Hable con mil personas en tan solo 4 horas, escuche más de lo que pude hablar y comí menos de lo que ya había comido en los anteriores días, pero sabía o algo así me lo decía, que hoy mi pena iba a ser desterrada de mi alma, y sentirme ligero, sano, con las cejas al sol y los ojos sin humedad alguna.
Camine y me senté 4 más, ya van 2000 mil y entre ellos alguna que otra relación funesta de aquellas que sirven solo para recordarlas cuando te dicen ¿qué es de aquello que te arrepientes?. Y no, aún no había vuelo para mi alma ni espacio para un respiro.
Predije que en 2 más mi solución estaba a la mano, de aquellas veces en que ni con chamanes, brujos, orishas y demás predecesores de los tiempos, podían servir a la seguridad total de que podía lograrlo para dormir pegada a la misma almohada que me destruía la nuca por tanto tiempo. Pero no, como juego seguro de modulo amarillo a la salida de un centro comercial, mi suerte estaba más que echada y más insegura que nunca.

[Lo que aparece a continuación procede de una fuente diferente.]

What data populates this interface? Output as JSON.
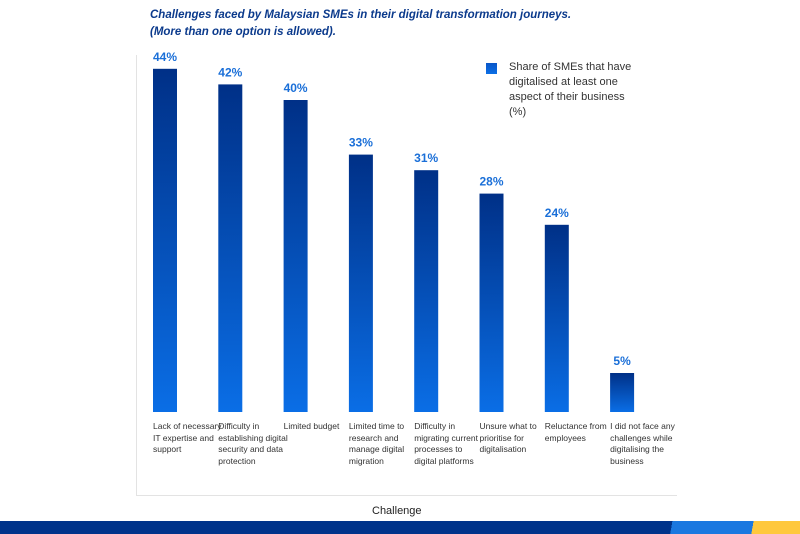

Por ende decidí creer que mejor era no buscar más en donde no había el más mínimo rastro de sangre compatible y rostro similar que entendiera. Así que con más de lo mismo volví al origen y decidí gritar lo que tanto me aquejaba aunque doliera más de lo que duele ver un rostro cambiante de amor por otro de incomprensión y pena.
Fui por cada uno de ellos y no esperé sus rostros, ni les permití mirarme mucho, solo lo dije, solo lo llené de incomprensión como quería, solo encontré palabras con punta de cicuta y con puntas agujereadas. La reacción era lógica, una vez más mi infortunio, mi histeria, mi calamidad, mi forma de sentirme celebre y noble, me dio la libertad de permitirme destruir un alma, dos corazones, cuatro bocas, tres manos y una nariz, por creer sea la solución a mi complicada e inentendible sensación de calma, por ser lo que no debía ni deseaba ser. Noble.

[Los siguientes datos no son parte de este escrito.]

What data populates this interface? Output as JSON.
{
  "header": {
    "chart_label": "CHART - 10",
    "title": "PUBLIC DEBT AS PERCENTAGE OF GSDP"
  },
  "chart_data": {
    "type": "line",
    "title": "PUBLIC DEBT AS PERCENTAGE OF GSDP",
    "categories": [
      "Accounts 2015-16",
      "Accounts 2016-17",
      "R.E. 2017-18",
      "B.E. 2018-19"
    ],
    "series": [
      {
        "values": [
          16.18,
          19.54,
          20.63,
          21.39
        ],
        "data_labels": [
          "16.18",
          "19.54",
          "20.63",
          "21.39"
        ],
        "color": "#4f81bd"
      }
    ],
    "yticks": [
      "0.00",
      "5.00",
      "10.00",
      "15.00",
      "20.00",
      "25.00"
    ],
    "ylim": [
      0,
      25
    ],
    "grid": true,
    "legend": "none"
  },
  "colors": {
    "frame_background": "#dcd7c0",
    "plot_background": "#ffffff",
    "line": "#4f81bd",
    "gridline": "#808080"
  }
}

Corrí luego de ello, estaba lejos de donde venía, y era insosteniblemente fastidioso esperar tantas horas para creerme refugiado bajo lo mío, bajo lo que era mío, lo que desié sea mío, por ende solo olvidé lo que había hecho y decidí mecánicamente dejar que la vida me pase y esperar a que sea mañana, pasado mañana, un mes, dos, un año y dos más.
Recuerdo que cuando me decía que era lo más poco serio que había conocido y que era la última vez que me quería ver bajo su puerta, llevaba puesta otra ropa, no fumaba los mismos cigarros de antes y extrañamente mis cabellos no tapaban mis oídos. Mis brazos se movían independientemente de mis palabras y hasta no recuerdo aún el nombre completo de quien me contradecía todo lo que yo creía era correcto, ¿quién eres que te puedes acercar tanto?, fue ahí que me di cuenta que no estaba en el mismo lugar ni era la persona que en algún momento antes, según creía yo, había besado mi frente para irse luego a trabajar y dejarme dormido. No estaba en donde quería y había despertado de un extraño sueño o limbo en donde no había solucionado nada, querido algo y amado alguien.
Volví a salir como aquella vez que si recordaba salir, disparado buscando motivos, volví a esa 10 horas una a una y solo supe decir “Discúlpame”, encontré corazones pegados con cinta, manos entablilladas, narices reparadas y almas corregidas y solo súper decir “Perdónenme”.
Pero aún faltaba una risa que me contagiaba la risa, y una mano exacta para la mía, una vida que llenaba la mía y minutos antes, según creía yo, me había besado en la frente para irse a trabajar. Por lo que decidí volver a la cama, tome la almohada que destruye nucas, respire profundo y espere un beso de buenos días.
Dejé claramente ese lugar, no dormí más en esa cama, no volví a pisar las puertas de casas de 8 horas, y mucho menos a confiarlo todo en quienes herí, pero ha pasado muchos años, y ha pasado tanto en mí que no esperaba que acurrucado y dormido en un sofá intentando descansar, un beso pequeño y una mano larga me dijeran, vamos a descansar…otra vez.